Si mette a cavalcioni su di lui prendendogli il viso fra le mani: lo costringe a guardarla negli occhi, ma quella cascata di parole non sembra intenzionata a fermarsi:
«…se tu sarai ancora al mio fianco, se…»
«Tom, smettila!» i loro occhi si scontrano: quelli di lui sorpresi, quelli di lei categorici.

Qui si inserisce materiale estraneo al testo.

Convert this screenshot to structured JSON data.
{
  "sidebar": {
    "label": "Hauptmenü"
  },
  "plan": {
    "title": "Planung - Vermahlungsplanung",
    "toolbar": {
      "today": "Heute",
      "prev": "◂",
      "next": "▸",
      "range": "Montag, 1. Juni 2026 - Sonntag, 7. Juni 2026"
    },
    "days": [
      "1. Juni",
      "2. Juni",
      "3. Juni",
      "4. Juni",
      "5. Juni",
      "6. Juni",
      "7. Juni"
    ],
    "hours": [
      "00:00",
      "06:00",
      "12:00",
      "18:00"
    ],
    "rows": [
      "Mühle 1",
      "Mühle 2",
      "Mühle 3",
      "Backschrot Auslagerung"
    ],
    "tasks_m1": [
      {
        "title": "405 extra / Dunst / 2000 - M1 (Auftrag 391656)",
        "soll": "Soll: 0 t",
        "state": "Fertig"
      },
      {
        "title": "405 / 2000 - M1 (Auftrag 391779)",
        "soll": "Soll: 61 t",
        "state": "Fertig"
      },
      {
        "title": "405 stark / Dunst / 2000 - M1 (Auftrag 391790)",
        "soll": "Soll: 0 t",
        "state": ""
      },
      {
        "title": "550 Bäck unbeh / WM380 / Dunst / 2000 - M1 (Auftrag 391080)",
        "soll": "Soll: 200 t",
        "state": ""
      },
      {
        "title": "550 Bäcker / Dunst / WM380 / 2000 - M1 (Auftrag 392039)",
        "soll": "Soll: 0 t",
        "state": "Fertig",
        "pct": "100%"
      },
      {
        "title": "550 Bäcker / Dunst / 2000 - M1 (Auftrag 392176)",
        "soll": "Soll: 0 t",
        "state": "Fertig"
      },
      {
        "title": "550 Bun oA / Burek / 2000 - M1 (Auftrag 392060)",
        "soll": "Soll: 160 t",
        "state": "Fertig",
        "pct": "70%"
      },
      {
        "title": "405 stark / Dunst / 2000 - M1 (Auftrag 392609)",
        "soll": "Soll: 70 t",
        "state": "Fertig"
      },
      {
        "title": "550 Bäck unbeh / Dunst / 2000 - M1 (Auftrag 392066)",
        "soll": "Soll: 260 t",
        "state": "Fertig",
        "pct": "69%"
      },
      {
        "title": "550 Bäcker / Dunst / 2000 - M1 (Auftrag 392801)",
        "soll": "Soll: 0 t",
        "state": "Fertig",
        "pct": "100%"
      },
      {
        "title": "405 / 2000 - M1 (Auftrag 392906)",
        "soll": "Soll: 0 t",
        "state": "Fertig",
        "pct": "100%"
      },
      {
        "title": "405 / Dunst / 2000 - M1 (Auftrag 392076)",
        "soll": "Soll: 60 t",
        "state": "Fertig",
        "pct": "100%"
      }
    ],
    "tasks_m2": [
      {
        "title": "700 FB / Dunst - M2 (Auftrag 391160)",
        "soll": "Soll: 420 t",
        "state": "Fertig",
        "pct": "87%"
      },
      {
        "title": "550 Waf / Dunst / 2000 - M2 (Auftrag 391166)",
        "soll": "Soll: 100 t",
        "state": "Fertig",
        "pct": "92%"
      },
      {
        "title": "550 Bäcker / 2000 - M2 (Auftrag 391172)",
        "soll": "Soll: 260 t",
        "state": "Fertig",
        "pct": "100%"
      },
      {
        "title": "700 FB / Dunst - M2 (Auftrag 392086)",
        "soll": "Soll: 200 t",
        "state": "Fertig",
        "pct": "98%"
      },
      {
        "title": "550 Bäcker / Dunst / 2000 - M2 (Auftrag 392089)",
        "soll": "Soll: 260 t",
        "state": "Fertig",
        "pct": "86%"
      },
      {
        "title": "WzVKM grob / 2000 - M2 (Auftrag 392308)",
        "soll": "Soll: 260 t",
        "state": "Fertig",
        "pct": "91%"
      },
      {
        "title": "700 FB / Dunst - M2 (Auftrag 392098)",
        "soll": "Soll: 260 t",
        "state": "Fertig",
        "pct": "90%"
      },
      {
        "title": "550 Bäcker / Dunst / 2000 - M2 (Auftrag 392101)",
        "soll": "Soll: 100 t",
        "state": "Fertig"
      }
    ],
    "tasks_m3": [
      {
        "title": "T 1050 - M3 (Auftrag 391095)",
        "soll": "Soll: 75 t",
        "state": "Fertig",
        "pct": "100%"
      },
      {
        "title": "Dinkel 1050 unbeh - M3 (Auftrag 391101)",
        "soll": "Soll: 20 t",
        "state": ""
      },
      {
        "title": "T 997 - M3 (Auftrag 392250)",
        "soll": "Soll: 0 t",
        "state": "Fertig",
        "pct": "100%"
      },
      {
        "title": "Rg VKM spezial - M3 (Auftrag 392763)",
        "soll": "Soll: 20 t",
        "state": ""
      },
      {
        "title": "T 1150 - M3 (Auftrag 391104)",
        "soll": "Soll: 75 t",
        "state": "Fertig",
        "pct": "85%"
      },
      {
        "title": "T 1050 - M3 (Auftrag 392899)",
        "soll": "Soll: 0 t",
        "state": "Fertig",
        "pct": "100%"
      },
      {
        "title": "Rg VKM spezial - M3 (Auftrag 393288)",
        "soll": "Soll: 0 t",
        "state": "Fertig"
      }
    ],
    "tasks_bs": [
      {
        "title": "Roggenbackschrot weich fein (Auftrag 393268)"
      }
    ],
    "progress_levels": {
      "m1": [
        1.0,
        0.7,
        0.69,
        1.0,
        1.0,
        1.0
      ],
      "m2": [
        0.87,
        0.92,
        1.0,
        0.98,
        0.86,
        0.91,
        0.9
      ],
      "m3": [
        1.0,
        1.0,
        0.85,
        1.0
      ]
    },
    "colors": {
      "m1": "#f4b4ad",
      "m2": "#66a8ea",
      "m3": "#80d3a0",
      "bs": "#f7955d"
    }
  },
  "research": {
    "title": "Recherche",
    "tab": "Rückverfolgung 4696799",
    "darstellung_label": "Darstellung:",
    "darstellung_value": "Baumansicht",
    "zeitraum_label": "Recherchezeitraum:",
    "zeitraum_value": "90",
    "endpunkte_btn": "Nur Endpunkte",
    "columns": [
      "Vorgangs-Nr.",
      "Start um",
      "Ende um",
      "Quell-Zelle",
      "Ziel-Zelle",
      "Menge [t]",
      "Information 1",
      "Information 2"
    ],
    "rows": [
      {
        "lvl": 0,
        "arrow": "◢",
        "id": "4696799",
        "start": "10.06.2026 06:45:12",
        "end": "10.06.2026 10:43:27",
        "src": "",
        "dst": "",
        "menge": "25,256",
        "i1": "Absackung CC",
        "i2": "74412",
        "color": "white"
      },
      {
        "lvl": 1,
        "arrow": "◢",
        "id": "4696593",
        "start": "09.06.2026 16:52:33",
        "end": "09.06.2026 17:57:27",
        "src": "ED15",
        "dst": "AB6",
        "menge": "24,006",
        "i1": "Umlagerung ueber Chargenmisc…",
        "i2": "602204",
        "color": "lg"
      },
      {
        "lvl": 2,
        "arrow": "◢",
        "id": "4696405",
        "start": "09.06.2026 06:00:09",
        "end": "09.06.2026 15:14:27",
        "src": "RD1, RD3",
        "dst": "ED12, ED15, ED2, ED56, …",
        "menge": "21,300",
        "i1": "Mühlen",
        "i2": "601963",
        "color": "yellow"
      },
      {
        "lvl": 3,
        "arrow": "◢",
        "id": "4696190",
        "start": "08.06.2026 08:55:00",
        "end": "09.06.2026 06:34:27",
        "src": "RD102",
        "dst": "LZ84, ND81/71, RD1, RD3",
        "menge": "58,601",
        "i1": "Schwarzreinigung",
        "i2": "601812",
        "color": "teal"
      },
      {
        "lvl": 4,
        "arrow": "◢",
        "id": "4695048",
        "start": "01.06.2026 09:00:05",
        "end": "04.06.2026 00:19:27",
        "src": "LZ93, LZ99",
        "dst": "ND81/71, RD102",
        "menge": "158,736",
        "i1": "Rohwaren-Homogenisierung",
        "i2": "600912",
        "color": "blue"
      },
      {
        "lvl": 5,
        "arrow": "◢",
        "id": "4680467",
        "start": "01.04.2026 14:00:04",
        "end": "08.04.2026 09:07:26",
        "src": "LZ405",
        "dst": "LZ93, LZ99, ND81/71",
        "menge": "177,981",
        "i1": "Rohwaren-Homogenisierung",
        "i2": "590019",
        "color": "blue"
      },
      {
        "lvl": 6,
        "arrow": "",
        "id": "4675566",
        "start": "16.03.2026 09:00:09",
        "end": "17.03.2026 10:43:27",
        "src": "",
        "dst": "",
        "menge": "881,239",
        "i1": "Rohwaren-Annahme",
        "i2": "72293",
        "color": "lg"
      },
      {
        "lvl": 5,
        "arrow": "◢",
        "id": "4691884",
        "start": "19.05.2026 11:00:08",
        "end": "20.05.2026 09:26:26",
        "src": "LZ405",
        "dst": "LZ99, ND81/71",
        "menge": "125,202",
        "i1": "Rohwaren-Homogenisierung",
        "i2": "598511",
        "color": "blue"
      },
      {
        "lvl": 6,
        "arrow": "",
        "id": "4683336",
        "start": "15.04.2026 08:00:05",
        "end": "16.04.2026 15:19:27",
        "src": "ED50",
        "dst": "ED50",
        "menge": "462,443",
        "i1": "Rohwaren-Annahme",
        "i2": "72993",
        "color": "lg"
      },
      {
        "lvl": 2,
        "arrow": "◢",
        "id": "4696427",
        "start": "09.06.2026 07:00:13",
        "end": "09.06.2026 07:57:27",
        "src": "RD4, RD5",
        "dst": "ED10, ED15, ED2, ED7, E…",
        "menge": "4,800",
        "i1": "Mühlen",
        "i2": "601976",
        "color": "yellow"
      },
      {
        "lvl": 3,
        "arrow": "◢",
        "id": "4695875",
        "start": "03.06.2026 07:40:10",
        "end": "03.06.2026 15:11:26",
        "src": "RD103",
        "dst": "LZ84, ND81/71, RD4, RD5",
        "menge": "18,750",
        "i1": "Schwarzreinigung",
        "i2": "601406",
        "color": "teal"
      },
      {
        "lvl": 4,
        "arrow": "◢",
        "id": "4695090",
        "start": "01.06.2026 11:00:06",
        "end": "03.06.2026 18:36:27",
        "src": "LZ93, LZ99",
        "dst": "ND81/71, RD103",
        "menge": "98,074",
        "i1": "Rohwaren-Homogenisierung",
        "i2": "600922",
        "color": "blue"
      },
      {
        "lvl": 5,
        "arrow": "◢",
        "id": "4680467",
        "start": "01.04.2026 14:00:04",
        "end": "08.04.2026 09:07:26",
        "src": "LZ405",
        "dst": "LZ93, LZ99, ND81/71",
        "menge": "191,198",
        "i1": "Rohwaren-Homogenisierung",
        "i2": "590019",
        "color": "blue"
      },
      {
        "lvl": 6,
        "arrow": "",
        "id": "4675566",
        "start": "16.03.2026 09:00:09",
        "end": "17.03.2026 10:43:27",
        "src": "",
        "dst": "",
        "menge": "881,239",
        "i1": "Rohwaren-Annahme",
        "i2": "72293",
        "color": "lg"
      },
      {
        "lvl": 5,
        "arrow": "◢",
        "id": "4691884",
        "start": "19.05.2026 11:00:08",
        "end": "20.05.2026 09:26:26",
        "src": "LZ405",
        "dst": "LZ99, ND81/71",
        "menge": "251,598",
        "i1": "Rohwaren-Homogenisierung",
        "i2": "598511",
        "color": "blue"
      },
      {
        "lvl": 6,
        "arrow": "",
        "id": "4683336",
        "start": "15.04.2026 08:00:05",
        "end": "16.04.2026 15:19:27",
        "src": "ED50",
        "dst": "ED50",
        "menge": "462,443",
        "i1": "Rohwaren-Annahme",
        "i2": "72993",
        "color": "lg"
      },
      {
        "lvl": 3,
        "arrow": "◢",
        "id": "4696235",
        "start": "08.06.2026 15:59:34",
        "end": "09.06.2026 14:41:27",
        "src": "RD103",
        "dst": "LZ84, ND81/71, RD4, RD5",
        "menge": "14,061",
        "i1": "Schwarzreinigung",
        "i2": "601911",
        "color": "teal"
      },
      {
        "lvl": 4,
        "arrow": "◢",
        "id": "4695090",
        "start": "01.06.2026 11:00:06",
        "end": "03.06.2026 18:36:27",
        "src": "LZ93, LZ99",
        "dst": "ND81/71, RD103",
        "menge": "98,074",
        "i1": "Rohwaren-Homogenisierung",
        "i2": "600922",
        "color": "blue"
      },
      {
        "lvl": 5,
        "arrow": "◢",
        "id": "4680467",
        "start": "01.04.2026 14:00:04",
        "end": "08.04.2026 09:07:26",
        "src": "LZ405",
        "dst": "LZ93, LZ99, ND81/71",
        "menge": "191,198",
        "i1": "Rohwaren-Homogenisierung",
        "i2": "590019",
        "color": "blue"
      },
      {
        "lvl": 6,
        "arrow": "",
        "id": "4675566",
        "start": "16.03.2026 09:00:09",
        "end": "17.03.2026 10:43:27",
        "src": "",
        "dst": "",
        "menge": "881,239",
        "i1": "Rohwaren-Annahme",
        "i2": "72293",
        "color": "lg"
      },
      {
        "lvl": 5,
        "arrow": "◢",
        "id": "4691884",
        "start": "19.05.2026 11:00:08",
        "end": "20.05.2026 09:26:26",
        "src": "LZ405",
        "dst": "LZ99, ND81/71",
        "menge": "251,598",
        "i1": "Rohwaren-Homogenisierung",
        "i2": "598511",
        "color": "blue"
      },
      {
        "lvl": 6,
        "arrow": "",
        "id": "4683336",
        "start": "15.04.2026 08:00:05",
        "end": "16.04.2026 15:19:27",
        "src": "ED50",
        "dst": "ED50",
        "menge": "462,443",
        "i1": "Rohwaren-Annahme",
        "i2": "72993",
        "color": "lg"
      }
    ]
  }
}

Un brusco silenzio cala nella stanza.
«Stai correndo troppo, Tom, i tuoi pensieri corrono troppo… Certo che mi è capitato di sentirmi insignificante, in balia dell’oblio, del pensiero della morte, dell’essere presto o tardi dimenticata ma… ma sono momenti, momenti che passano…» gli accarezza i capelli mori con entrambe le mani, delicatamente: «Passano un po’ come il nostro amico tempo, con l’unica differenza che ci aspettano e a volte percorrono la strada con noi. Non puoi pensare di sbarazzartene, ma quando li senti, quando senti il vortice allo stomaco portarti via, fai un respiro, uno di quelli profondi, di quelli che t’inondano d’aria i polmoni, guardati intorno invece che dentro e sentiti vivo, perché ora sei vivo, Tom. Sei vivo e sei con me.» gli sfiora le labbra con un bacio tenero, a sigillare quel vortice di caos.
Lui le posa le mani sui fianchi e la stringe a sé. La ama, la ama con tutto sé stesso ma le parole sono troppo profonde per tirarle fuori. La ama davvero e allora pensa che Meg non dovrebbe lasciarlo mai:
«Meg…»
«Sì, Tom?»
«Non sparire» le dice mentre la guarda, la guarda come tante volte ha già fatto e Meg arrossisce, arrossisce perché le iridi di Tom hanno ripreso a luccicare. E lo bacia, ancora e ancora e ancora, gli promette di non sparire, di non lasciarlo mai, glielo promette e intanto lo bacia e lui la stringe, per non farsela scappare, per fare in modo che quel piccolo spazio d’intimità diventi infinito, per superare insieme lo scorrere del tempo, almeno per un attimo.
Ci sapeva fare Meg con Tom e Tom ci sapeva fare con Meg.
Si capivano Meg e Tom, come nessun altro.